The drinks of the era often featured over-the-top candy colors. (photo by Sara Cervera)
Cecelia Tichi is an academic of the highest degree, now serving as an Emerita Professor of English and American Studies at Vanderbilt University. One thing she’s studied closely is the culture of drinking during the last century. Now, following her Jazz Age Cocktails and Gilded Age Cocktails, comes the fascinating Midcentury Cocktails: History, Lore, and Recipes from America’s Atomic Age, a compendium that is one part page-turning history book and one part mixology handbook for some of the period’s most drinkable libations.
She chatted with Wine & Whiskey Globe about her favorite chapter, her preferred tipple, and what mystery (and cocktail-filled) project she has in the works next.
What draws you to cocktail culture and history?
Cocktail parties in my parents’ exotic 1950s home lodged in my mind before the onset of the cocktail “Dark Ages” of the 1970s and ’80s, and today’s fervor for craft cocktails spurred me into the past to explore the alignment of cocktail culture and social history. Plus, my classroom bailiwick in American Studies makes history a necessity!
What made the Atomic Age such a rich period for cocktail culture?
Two dimensions of the “Atomic” era gave rise to the Midcentury Cocktail craze: the exuberance of U.S. worldwide power, including visions of a benign atom fueling the grid and every conceivable device; and underlying angst that nuclear power might wreck civilization, thus sending Americans to be “buzzed” (numbed) by cocktails.
The book covers so many different aspects of the time, from tiki culture to life at the Barbizon Hotel to bachelor pads and even literary themes. What was your favorite to delve into?

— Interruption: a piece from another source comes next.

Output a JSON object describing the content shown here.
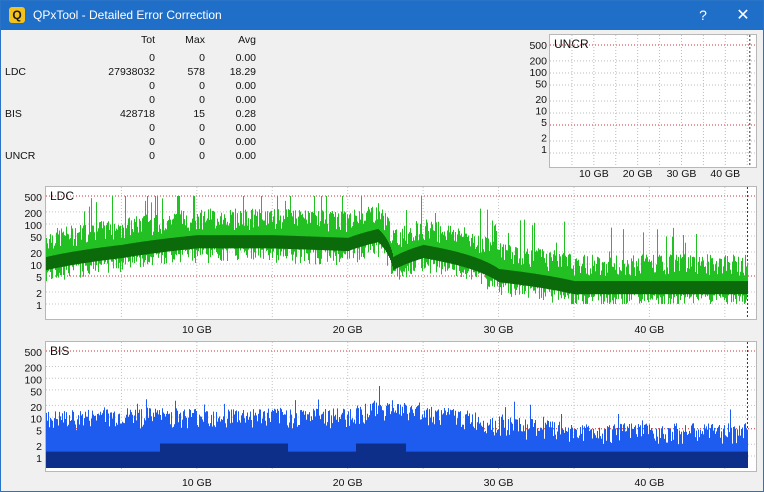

Hands down, the “Bunnies and Playboy” chapter, which took me back to evenings at the Philadelphia Playboy Club as a guest, sipping Johnny Walker on the rocks and feeling ultra-sophisticated. The bunnies were impressively nice to women guests, and researching this chapter of Midcentury Cocktails, I was pleased to learn the bunnies were smart young women eager for the careers that awaited them once they turned in their cottontails for the last time.
What’s your current drink of choice, from the era or otherwise?
The Old Fashioned (rye or bourbon) continues from cocktails of the Gilded Age and is my mainstay. My very best one is a memorable version from the Parker Hotel, West Fifties, NYC. (A word to bartenders: the authentic maraschino cherry is not a dyed-red pseudo-garnish!)
What do you think tipplers from the Atomic Age would think of contemporary cocktail culture? I imagine the oohs and aahs of admiration, envy, and regret that the far future conjured cocktails unforeseen and unimaginable in the Midcentury years.
What can we expect next from you?
I am writing the fifth novel in the “Val and Roddy DeVere Gilded Age Series,” featuring a silver heiress and spouse who’s a master mixologist and lawyer fighting the Temperance crowd in court. The novels include his cocktail recipes, which reviewers seem to enjoy. In sum, I have doubled down on the U.S. Gilded Age, the first cocktail era, with murder, mayhem, and cocktails shaken and stirred.